The major kick they make to users’ ass is by removing family package of 3 devices for the Home & Student edition.
The post in Microsoft’s blog post assumed you will use Office on all five devices. Now lets assume a lower number of two/three computers (desktop, notebook and tablet if it’s not Windows RT).
| Edition | 1 year | 2 years | 3 years |
|---|---|---|---|
| 365 Home Premium | $80 | $160 | $240 |
| Home & Student | $220/330 | $220/330 | $220/330 |
| Home & Business | $560/840 | $560/840 | $560/840 |
| Professional | $1000/1500 | $1000/1500 | $1000/1500 |
| Home & Student* | $110 | $110 | $110 |
* Imagining if Home & Students still have 3 licenses
The last one is just a dream. Microsoft used to offer Home & Student in family pack where a single license can be installed on three devices. As you can see, it will easily triumph the 365 Home Premium in 3 years time.

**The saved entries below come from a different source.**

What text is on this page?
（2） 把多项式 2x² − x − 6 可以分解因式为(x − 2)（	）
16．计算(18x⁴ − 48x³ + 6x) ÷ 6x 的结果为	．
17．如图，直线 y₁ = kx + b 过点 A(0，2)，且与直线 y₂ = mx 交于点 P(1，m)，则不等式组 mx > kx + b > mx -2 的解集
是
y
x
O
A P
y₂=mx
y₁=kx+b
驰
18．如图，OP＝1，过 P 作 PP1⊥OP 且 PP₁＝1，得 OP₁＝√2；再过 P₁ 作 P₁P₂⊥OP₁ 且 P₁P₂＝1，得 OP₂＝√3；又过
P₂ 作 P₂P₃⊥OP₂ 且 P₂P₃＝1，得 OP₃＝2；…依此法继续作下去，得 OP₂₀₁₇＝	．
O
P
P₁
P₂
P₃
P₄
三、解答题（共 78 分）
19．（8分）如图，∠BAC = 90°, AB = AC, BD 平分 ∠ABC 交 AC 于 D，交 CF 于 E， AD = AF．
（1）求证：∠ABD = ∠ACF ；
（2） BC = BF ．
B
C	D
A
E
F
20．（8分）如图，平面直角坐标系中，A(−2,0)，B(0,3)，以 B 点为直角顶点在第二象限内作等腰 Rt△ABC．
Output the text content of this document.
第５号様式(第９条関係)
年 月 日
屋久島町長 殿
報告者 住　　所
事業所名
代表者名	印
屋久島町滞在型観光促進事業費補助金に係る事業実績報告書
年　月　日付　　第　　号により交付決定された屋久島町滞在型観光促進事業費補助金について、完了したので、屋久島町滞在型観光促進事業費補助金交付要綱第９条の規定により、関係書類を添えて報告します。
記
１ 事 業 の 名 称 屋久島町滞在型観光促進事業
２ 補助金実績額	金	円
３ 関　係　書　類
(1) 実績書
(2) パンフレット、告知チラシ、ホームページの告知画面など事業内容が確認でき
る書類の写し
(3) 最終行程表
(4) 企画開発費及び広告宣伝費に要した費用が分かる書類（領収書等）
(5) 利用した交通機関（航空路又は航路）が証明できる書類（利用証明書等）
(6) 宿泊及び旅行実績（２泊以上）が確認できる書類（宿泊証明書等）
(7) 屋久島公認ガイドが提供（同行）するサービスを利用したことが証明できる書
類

Another scenario is that if you only use two computers, two licenses of Home & Students are $20 cheaper than three years subscription of Office 365.
Home & Student contains the most common set of Word, Excel, Power Point and OneNote. Talking about Office, these are the most often used applications in any Office suites, especially Word and Excel.
Now think of it, do you actually need Outlook, Access and Publishers ? They♠re available from Office 365 and Professional.
Outlook might seem useful, but Windows Phone no longer connect to Outlook like in the days of Windows Mobile, and the built in client in Windows 8 and Windows Phone already integrate with Exchange server (albeit not as beautifully).
If the Office 365 includes installable software like the Office 2013 preview (also for 5 devices per demo license), then there’s no worry about having to depend on network connection like Google Docs.
Anyway, the price is hard to beat except if you limit yourself on using 2 or less computers, for up to three years.
- 1 Year: 365 HP win.
- 2 Years:
- H&S win for 1 licenses.
- 3 Years:
- H&S win for up to 2 licenses ($220 vs $240).
- 4 Years:
- H&S win for up to 2 licenses ($220 vs $320)
- H&S barely win for up to 3 licenses ($330 vs $320)
- H&B win for up to 1 license ($280 vs $320)
- 5 Years:
- H&S win for up to 3 licenses ($330 vs $400)
- H&S barely win for up to 4 licenses ($440 vs $400)
The thing I’d like to know is, how will the system continue. For example, when Office 2015 is out, will the license get upgraded to the new version. Can we move the subscription to the new version ? Seems like this has not been addressed yet.
Microsoft only mentioned that update will be given, but this might be limited to just the patches.